Figure 1.10 Schematic depicting the structure of core-shell particles (Agilent
Technologies 2013).
Poroshell particles consist of an impermeable solid inner core surrounded by a uniform porous silica layer and thus are significantly different to conventional porous silica particles (Kirkland et al. 2000). These particles typically have a solid core of ~1.7 µm coated by a porous layer of 0.5 ~µm thickness. These stationary phases have been claimed to offer 80-90% of the efficiency at reduced system back-pressures of the order of ~40-50% compared to that offered by sub 2µm particles (Eddinger-Anderson et al. 2010). Poroshell particles provide increased column performance comparable with UHPLC systems without generating excessive back-pressure; as a result these can be used using conventional HPLC setup without the loss of chromatographic efficiency. However, the nature and design of these particles render them difficult for manufacturing. The preparation of thin porous shells (of the order of 0.25 to 0.5 µm) around spherical non-porous silica cores (of 1.2 to 1.7 µm diameters) is an expensive process.
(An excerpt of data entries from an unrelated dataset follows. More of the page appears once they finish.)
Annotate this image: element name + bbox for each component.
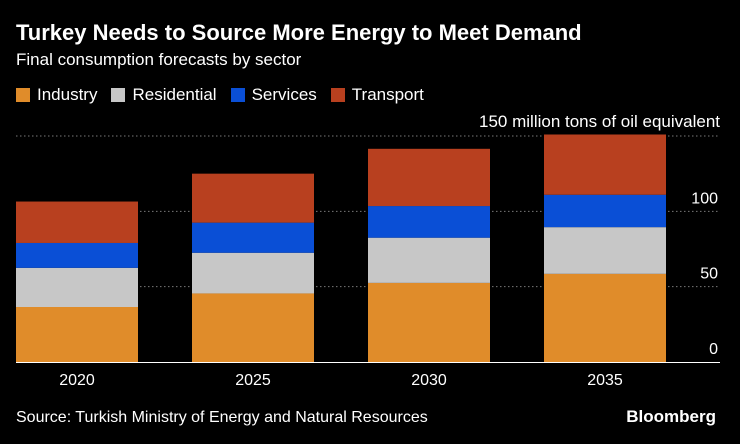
bar-services-2035 [544,194,666,228]
chart-title: Turkey Needs to Source More Energy to Me… [16,20,582,45]
x-tick-label-2030: 2030 [411,372,447,389]
x-tick-label-2025: 2025 [235,372,271,389]
y-tick-label-50: 50 [700,266,718,283]
legend-label-transport: Transport [351,85,424,104]
bar-industry-2025 [192,293,314,362]
legend-item-services: Services [230,85,317,105]
source-note: Source: Turkish Ministry of Energy and N… [16,409,428,426]
bar-residential-2020 [16,267,138,308]
legend-label-services: Services [251,85,317,104]
bar-residential-2025 [192,252,314,294]
chart-subtitle: Final consumption forecasts by sector [16,50,302,69]
bar-services-2025 [192,222,314,253]
bar-services-2030 [368,206,490,238]
bar-industry-2020 [16,307,138,362]
bar-industry-2030 [368,282,490,362]
legend-swatch-transport [330,88,345,102]
legend-item-industry: Industry [16,85,97,105]
bar-transport-2025 [192,173,314,223]
bar-residential-2030 [368,237,490,283]
bar-transport-2020 [16,201,138,243]
legend-label-industry: Industry [37,85,98,104]
legend: Industry Residential Services Transport [16,85,438,105]
x-tick-label-2035: 2035 [587,372,623,389]
bar-transport-2030 [368,148,490,207]
legend-swatch-services [230,88,245,102]
bloomberg-logo: Bloomberg [626,407,716,426]
bar-transport-2035 [544,134,666,195]
legend-swatch-industry [16,88,30,102]
legend-swatch-residential [111,88,126,102]
legend-item-residential: Residential [111,85,217,105]
y-tick-label-0: 0 [709,341,718,358]
legend-item-transport: Transport [330,85,424,105]
bar-residential-2035 [544,227,666,274]
legend-label-residential: Residential [132,85,217,104]
x-tick-label-2020: 2020 [59,372,95,389]
bar-services-2020 [16,242,138,268]
y-axis-unit-label: 150 million tons of oil equivalent [479,112,720,131]
bar-industry-2035 [544,273,666,362]
y-tick-label-100: 100 [691,190,718,207]
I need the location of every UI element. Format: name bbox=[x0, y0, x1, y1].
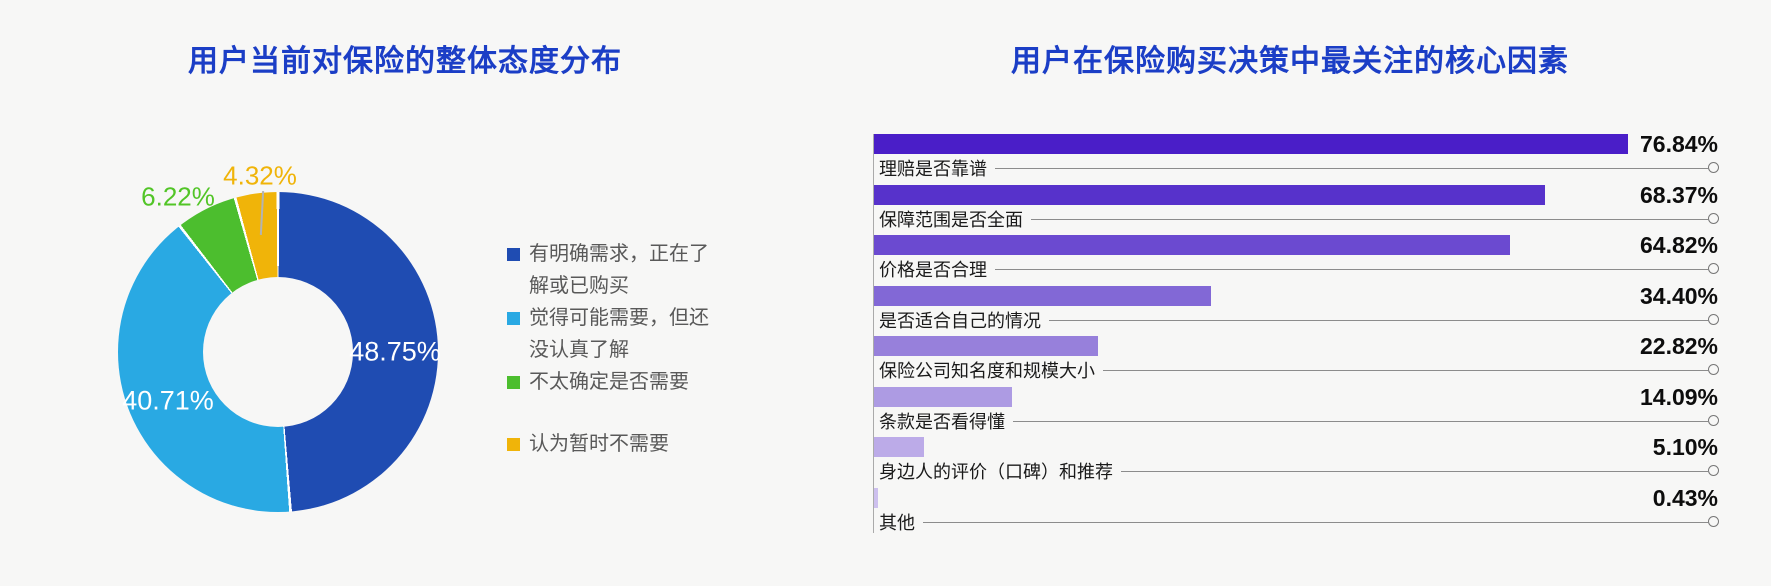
axis-end-circle-icon bbox=[1708, 465, 1719, 476]
bar[interactable] bbox=[874, 286, 1212, 306]
bar-row-word-of-mouth: 身边人的评价（口碑）和推荐 5.10% bbox=[874, 434, 1771, 487]
legend-label: 不太确定是否需要 bbox=[529, 371, 689, 393]
legend-label: 认为暂时不需要 bbox=[529, 433, 669, 455]
bar-value-label: 14.09% bbox=[1639, 384, 1718, 410]
bar-row-company-reputation: 保险公司知名度和规模大小 22.82% bbox=[874, 333, 1771, 386]
bar-value-label: 76.84% bbox=[1639, 131, 1718, 157]
axis-end-circle-icon bbox=[1708, 314, 1719, 325]
bar-value-label: 22.82% bbox=[1639, 333, 1718, 359]
bar-value-label: 5.10% bbox=[1652, 434, 1718, 460]
bar-row-other: 其他 0.43% bbox=[874, 485, 1771, 538]
category-tick-line bbox=[1013, 420, 1708, 422]
bar[interactable] bbox=[874, 387, 1013, 407]
pie-chart-title: 用户当前对保险的整体态度分布 bbox=[188, 45, 622, 78]
category-tick-line bbox=[1049, 319, 1708, 321]
category-tick-line bbox=[923, 521, 1708, 523]
bar-category-label: 身边人的评价（口碑）和推荐 bbox=[879, 462, 1113, 482]
category-tick-line bbox=[995, 167, 1708, 169]
bar-row-price-reasonable: 价格是否合理 64.82% bbox=[874, 232, 1771, 285]
bar-category-label: 保险公司知名度和规模大小 bbox=[879, 361, 1095, 381]
legend-item-definite-need[interactable]: 有明确需求，正在了解或已购买 bbox=[507, 238, 719, 302]
bar-value-label: 0.43% bbox=[1652, 485, 1718, 511]
donut-hole bbox=[203, 277, 353, 427]
bar[interactable] bbox=[874, 185, 1545, 205]
pie-slice-label-definite-need: 48.75% bbox=[349, 336, 441, 367]
legend-item-maybe-need[interactable]: 觉得可能需要，但还没认真了解 bbox=[507, 302, 719, 366]
bar[interactable] bbox=[874, 336, 1098, 356]
legend-label: 觉得可能需要，但还没认真了解 bbox=[529, 307, 709, 361]
pie-slice-label-no-need: 4.32% bbox=[223, 160, 297, 191]
bar[interactable] bbox=[874, 134, 1628, 154]
legend-label: 有明确需求，正在了解或已购买 bbox=[529, 243, 709, 297]
bar-row-coverage-scope: 保障范围是否全面 68.37% bbox=[874, 182, 1771, 235]
legend-swatch-icon bbox=[507, 312, 520, 325]
bar-category-label: 保障范围是否全面 bbox=[879, 210, 1023, 230]
bar-value-label: 68.37% bbox=[1639, 182, 1718, 208]
bar-row-fit-own-situation: 是否适合自己的情况 34.40% bbox=[874, 283, 1771, 336]
bar-value-label: 34.40% bbox=[1639, 283, 1718, 309]
bar-row-terms-understandable: 条款是否看得懂 14.09% bbox=[874, 384, 1771, 437]
bar[interactable] bbox=[874, 437, 925, 457]
legend-swatch-icon bbox=[507, 376, 520, 389]
bar-chart-axis-line bbox=[873, 134, 874, 533]
legend-swatch-icon bbox=[507, 248, 520, 261]
axis-end-circle-icon bbox=[1708, 162, 1719, 173]
category-tick-line bbox=[995, 268, 1708, 270]
pie-slice-label-maybe-need: 40.71% bbox=[122, 385, 214, 416]
axis-end-circle-icon bbox=[1708, 516, 1719, 527]
bar-value-label: 64.82% bbox=[1639, 232, 1718, 258]
category-tick-line bbox=[1103, 369, 1708, 371]
pie-legend: 有明确需求，正在了解或已购买 觉得可能需要，但还没认真了解 不太确定是否需要 认… bbox=[507, 238, 719, 460]
bar-row-claims-reliability: 理赔是否靠谱 76.84% bbox=[874, 131, 1771, 184]
axis-end-circle-icon bbox=[1708, 415, 1719, 426]
bar-category-label: 价格是否合理 bbox=[879, 260, 987, 280]
bar-category-label: 是否适合自己的情况 bbox=[879, 311, 1041, 331]
legend-item-unsure[interactable]: 不太确定是否需要 bbox=[507, 366, 719, 398]
legend-item-no-need[interactable]: 认为暂时不需要 bbox=[507, 428, 719, 460]
category-tick-line bbox=[1121, 470, 1708, 472]
axis-end-circle-icon bbox=[1708, 213, 1719, 224]
axis-end-circle-icon bbox=[1708, 364, 1719, 375]
category-tick-line bbox=[1031, 218, 1708, 220]
axis-end-circle-icon bbox=[1708, 263, 1719, 274]
bar[interactable] bbox=[874, 235, 1510, 255]
bar-chart-title: 用户在保险购买决策中最关注的核心因素 bbox=[1011, 45, 1569, 78]
legend-swatch-icon bbox=[507, 438, 520, 451]
pie-slice-label-unsure: 6.22% bbox=[141, 181, 215, 212]
bar-category-label: 其他 bbox=[879, 513, 915, 533]
bar-category-label: 理赔是否靠谱 bbox=[879, 159, 987, 179]
bar-category-label: 条款是否看得懂 bbox=[879, 412, 1005, 432]
bar[interactable] bbox=[874, 488, 879, 508]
Along with the difficulties in manufacturing of core-shell particles, the efficient packing of the narrow bore columns with these particles presents further challenges in production of poroshell columns (Cohen et al. 2011).
22
The use of poroshell columns has not been limited to macromolecules and with technological advancement in the manufacturing of stationary phases, poroshell particles with smaller pore sizes which are well suited for small molecule analysis (of the order of 120 Å as opposed to 300 Å for macromolecule analysis) have been made possible, extending the analytical range of this technique (Agilent Technologies 2013).
In the research described in this thesis, both UPLC systems and Poroshell C18 particle columns have been used in separate metabolite profiling studies providing comparable chromatographic performance.